JPMorgan might have asserted a claim against the FDIC for the portion of Tuesday’s settlement that covers mortgage-backed securities issued by Washington Mutual, which JPMorgan acquired from the FDIC in September 2008. JPMorgan has asserted that it never assumed liability for those securities, while the FDIC maintains that it did. The Wall Street Journal reported Monday that the disagreement had posed a stumbling block to a settlement.
The full terms of the settlement agreement were not publicly available at press time, but according to the Justice Department’s press release, JPMorgan won’t seek any indemnification from the FDIC.
However, the agency and the bank are still butting heads in a separate $10 billion case brought by Deutsche Bank against JPMorgan and the FDIC. Deutsche Bank, which is the trustee for investors in $165 billion of WaMu-issued mortgage-backed securities, has demanded that either the FDIC or JPMorgan buy back defective loans packaged into these securities. JPMorgan and the FDIC have each insisted that the other is liable for those “put-back” claims.
A lawyer familiar with the case said that that the DOJ settlement doesn’t affect the bank’s position in the Deutsche Bank litigation.

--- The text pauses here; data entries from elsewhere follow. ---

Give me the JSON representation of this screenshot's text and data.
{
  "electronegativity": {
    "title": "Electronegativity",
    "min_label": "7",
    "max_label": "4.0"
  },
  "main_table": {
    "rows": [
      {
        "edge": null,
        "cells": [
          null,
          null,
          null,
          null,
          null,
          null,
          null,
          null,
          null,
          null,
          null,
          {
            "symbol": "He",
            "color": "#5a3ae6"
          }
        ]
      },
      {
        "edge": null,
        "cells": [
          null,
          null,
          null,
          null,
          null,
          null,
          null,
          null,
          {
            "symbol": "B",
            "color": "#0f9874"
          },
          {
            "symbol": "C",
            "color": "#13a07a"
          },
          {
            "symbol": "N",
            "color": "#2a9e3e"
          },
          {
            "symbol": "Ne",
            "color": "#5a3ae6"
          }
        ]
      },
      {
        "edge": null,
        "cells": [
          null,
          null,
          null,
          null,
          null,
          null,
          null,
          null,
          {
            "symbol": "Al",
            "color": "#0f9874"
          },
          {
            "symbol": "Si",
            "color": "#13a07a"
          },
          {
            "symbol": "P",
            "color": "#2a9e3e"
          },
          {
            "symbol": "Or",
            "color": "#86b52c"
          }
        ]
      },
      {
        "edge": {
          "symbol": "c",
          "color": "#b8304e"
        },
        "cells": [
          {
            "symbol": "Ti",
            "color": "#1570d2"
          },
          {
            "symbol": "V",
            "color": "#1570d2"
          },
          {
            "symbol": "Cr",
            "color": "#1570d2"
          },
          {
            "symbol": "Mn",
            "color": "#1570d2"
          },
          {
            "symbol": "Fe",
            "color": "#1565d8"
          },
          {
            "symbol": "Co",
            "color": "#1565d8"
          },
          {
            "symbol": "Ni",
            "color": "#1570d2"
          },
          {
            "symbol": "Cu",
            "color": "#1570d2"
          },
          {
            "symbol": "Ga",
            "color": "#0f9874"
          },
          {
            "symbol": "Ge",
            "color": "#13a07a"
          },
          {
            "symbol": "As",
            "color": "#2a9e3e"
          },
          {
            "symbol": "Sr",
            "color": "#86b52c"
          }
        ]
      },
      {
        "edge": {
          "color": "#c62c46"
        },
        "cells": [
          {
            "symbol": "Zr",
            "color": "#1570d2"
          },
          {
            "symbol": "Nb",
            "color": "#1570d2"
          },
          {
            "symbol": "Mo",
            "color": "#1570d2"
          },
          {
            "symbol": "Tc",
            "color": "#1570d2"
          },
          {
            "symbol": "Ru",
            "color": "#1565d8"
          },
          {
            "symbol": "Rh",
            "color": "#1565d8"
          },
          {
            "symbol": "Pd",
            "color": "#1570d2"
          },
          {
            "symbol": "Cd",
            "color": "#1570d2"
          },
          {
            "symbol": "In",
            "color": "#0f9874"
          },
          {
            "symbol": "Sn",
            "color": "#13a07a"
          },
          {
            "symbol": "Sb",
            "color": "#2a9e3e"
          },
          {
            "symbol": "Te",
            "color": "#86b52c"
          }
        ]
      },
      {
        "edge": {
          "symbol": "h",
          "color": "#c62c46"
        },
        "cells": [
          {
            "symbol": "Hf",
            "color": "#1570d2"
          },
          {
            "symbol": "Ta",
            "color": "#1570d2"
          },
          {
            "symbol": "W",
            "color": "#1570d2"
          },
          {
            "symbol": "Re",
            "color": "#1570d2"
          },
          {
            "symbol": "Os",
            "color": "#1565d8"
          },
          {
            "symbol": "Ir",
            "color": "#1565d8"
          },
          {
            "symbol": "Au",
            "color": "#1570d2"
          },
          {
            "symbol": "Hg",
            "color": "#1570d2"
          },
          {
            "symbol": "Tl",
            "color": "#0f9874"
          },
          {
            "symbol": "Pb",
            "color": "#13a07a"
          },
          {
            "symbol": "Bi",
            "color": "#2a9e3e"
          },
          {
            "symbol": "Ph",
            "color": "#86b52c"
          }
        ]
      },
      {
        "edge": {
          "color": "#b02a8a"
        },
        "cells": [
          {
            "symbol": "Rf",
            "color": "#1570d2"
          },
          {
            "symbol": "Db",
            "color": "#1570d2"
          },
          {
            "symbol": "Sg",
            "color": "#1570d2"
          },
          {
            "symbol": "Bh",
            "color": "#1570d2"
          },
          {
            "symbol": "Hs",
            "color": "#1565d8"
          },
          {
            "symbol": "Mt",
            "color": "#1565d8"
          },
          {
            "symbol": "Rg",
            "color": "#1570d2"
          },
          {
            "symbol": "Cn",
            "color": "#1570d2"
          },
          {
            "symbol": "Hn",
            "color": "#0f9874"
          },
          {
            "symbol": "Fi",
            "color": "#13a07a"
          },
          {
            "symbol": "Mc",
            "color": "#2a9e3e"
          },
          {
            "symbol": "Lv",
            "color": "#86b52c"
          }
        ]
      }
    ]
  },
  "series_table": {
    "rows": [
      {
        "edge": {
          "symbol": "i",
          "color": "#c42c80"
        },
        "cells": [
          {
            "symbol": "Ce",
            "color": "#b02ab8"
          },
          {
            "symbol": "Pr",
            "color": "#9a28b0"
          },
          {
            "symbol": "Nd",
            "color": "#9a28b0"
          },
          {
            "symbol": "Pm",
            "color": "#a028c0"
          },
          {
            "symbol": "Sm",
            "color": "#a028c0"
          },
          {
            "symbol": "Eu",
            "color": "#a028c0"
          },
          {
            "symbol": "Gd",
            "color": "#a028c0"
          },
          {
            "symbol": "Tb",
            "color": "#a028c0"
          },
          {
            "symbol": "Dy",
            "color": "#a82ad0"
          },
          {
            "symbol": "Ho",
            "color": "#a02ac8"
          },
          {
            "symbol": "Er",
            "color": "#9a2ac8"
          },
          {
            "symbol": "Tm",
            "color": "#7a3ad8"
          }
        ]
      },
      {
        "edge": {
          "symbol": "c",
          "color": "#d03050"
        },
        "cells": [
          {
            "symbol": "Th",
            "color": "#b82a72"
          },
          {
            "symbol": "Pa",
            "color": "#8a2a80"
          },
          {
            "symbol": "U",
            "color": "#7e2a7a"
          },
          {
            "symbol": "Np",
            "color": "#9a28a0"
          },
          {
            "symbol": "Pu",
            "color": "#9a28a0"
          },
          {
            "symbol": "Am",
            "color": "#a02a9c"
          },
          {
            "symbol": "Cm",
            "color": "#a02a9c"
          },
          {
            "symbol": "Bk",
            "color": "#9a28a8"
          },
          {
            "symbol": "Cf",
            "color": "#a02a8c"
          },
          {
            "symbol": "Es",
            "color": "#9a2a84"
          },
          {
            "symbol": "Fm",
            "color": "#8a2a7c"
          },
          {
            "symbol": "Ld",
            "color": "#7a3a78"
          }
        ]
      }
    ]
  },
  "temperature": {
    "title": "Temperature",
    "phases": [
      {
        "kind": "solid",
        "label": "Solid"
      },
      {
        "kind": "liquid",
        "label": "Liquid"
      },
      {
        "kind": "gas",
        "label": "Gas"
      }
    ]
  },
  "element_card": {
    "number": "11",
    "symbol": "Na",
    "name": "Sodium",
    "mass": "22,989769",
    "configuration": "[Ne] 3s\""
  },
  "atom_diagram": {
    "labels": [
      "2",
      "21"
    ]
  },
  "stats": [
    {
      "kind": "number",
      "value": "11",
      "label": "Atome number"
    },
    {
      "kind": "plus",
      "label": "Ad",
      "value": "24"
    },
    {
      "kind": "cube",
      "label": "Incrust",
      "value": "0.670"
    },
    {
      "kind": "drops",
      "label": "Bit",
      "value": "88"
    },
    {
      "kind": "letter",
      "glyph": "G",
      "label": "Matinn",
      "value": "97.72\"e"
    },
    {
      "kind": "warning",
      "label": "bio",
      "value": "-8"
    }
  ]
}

The Deutsche Bank case has been dragging along since 2009, with no resolution of who is responsible for the repurchase claims. But Deutsche Bank has signaled that it believes JPMorgan assumed liability. In a brief that Deutsche Bank filed in June 2012 related to a discovery dispute, the bank stated: “The discovery record to date confirms that, before execution of the [WaMu purchase agreement], JPMC was concerned that it would assume the Mortgage Repurchase Liabilities and proposed contract language expressly carving out the Mortgage Repurchase Liabilities. The FDIC rejected the proposed language and subsequently informed JPMC that the Mortgage Repurchase Liabilities were included in the liabilities assumed by JPMC.”
As the Litigation Daily reported, in 2011 U.S. District Judge Rosemary Collyer in Washington, D.C., refused to dismiss Deutsche Bank’s claims against both JPMorgan and the FDIC. Instead, she held that discovery was needed to to determine what the FDIC and JPMorgan intended when the bank took over WaMu. The language of the WaMu purchase contract was too ambiguous, she held. Fact discovery was supposed to end last February, but the judge extended the deadline to Sept. 30. The parties are now engaged in expert discovery.
Deutsche Bank is represented by Boies, Schiller & Flexner. The FDIC has Hughes, Hubbard & Reed. JPMorgan is being defended by Sullivan & Cromwell, which also negotiated the WaMu purchase language for JPMorgan and represented the bank in its face-off with the DOJ.